Philips Components hones DVD technology
A groove molding challenge has been keeping Philips Components from taking its rewritable digital versatile discs to market.
``We're getting closer to the point we want to be,'' said Jan Bernards, senior development engineer for Philips' optical disc technology in Eindhoven, Netherlands.
``At the moment, we are finding we compromise to have discs with good enough tilt while also having good groove replication. We need somewhat higher temperatures for DVD pit replication for single layer and dual layer'' to facilitate bending requirements, he said. But those temperatures can knock radial and tangential tilts out of specification, he noted.
Philips Components is a unit of Philips Electronics NV.
ITA exec dissects media-format trends
In opening the Magnetic & Optical Media Seminar, Charles Van Horn, ITA executive vice president, reported on divergent recording-media format trends and the difficulty of making correct business decisions in this environment.

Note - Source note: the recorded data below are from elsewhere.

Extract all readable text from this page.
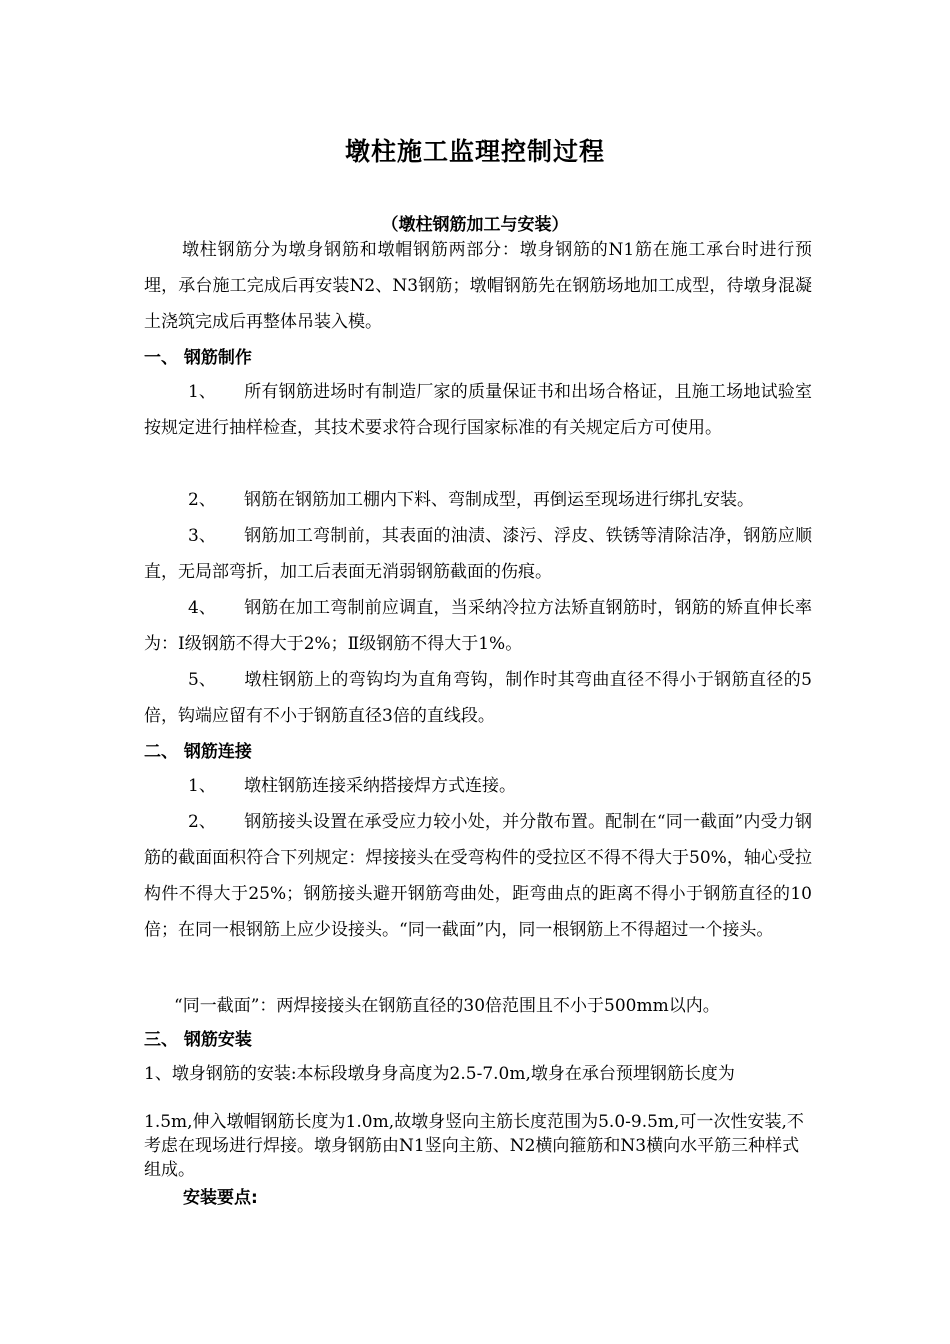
墩柱施工监理控制过程
（墩柱钢筋加工与安装）
墩柱钢筋分为墩身钢筋和墩帽钢筋两部分：墩身钢筋的N1筋在施工承台时进行预埋，承台施工完成后再安装N2、N3钢筋；墩帽钢筋先在钢筋场地加工成型，待墩身混凝土浇筑完成后再整体吊装入模。
一、 钢筋制作
1、 所有钢筋进场时有制造厂家的质量保证书和出场合格证，且施工场地试验室按规定进行抽样检查，其技术要求符合现行国家标准的有关规定后方可使用。
2、 钢筋在钢筋加工棚内下料、弯制成型，再倒运至现场进行绑扎安装。
3、 钢筋加工弯制前，其表面的油渍、漆污、浮皮、铁锈等清除洁净，钢筋应顺直，无局部弯折，加工后表面无消弱钢筋截面的伤痕。
4、 钢筋在加工弯制前应调直，当采纳冷拉方法矫直钢筋时，钢筋的矫直伸长率为：Ⅰ级钢筋不得大于2%；Ⅱ级钢筋不得大于1%。
5、 墩柱钢筋上的弯钩均为直角弯钩，制作时其弯曲直径不得小于钢筋直径的5倍，钩端应留有不小于钢筋直径3倍的直线段。
二、 钢筋连接
1、 墩柱钢筋连接采纳搭接焊方式连接。
2、 钢筋接头设置在承受应力较小处，并分散布置。配制在“同一截面”内受力钢筋的截面面积符合下列规定：焊接接头在受弯构件的受拉区不得不得大于50%，轴心受拉构件不得大于25%；钢筋接头避开钢筋弯曲处，距弯曲点的距离不得小于钢筋直径的10倍；在同一根钢筋上应少设接头。“同一截面”内，同一根钢筋上不得超过一个接头。
“同一截面”：两焊接接头在钢筋直径的30倍范围且不小于500mm以内。
三、 钢筋安装
1、墩身钢筋的安装:本标段墩身身高度为2.5-7.0m,墩身在承台预埋钢筋长度为
1.5m,伸入墩帽钢筋长度为1.0m,故墩身竖向主筋长度范围为5.0-9.5m,可一次性安装,不考虑在现场进行焊接。墩身钢筋由N1竖向主筋、N2横向箍筋和N3横向水平筋三种样式组成。
安装要点:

Firms need to watch for and follow ``the format that provides the clearest and most obvious advantages [and] the marketers who present their case with the most conviction by addressing the most basic consumer needs,'' Van Horn said.
``Our business model or plans can be changed overnight due to consumer demand for a hot music artist or a software program like Windows '98,'' he said. He added that digital-versatile-disc technology ``seems to be building momentum in entertainment and hardware companies, but more immediate success is expected from the data side of the business because of the industry's insatiable need for ever more storage.
``Less than 30 million households worldwide are expected to own a new video format player ... by the year 2000,'' he said. More than 350 million households own a VHS player now. He added the VHS format ``refuses to stop growing [and] continues to keep expanding despite naysayers who claim that tape is dead.''
MiniDisc prepares for musical future
Industry consultant Laurence Lueck predicted that Sony's MiniDisc is a key to the portable audio business, both as a recordable medium and a vehicle to distribute recorded music.
Lueck is president of Magnetic Media Information Services, a Tokyo-based consulting service.
The 65-millimeter MiniDisc is ``the ideal music distribution format of the future,'' he said.
Lueck said the per-copy cost is as low as 7 cents without packaging and that a MiniDisc with a capacity of 650 megabytes can play about 74 minutes of music.
``Demand is going through the roof in Asia just now, the first-year sales in Europe are far better than projected and the 1998 target is the U.S.,'' he said.
Sony Recording Music Co. manufactures and licenses the MiniDisc technology.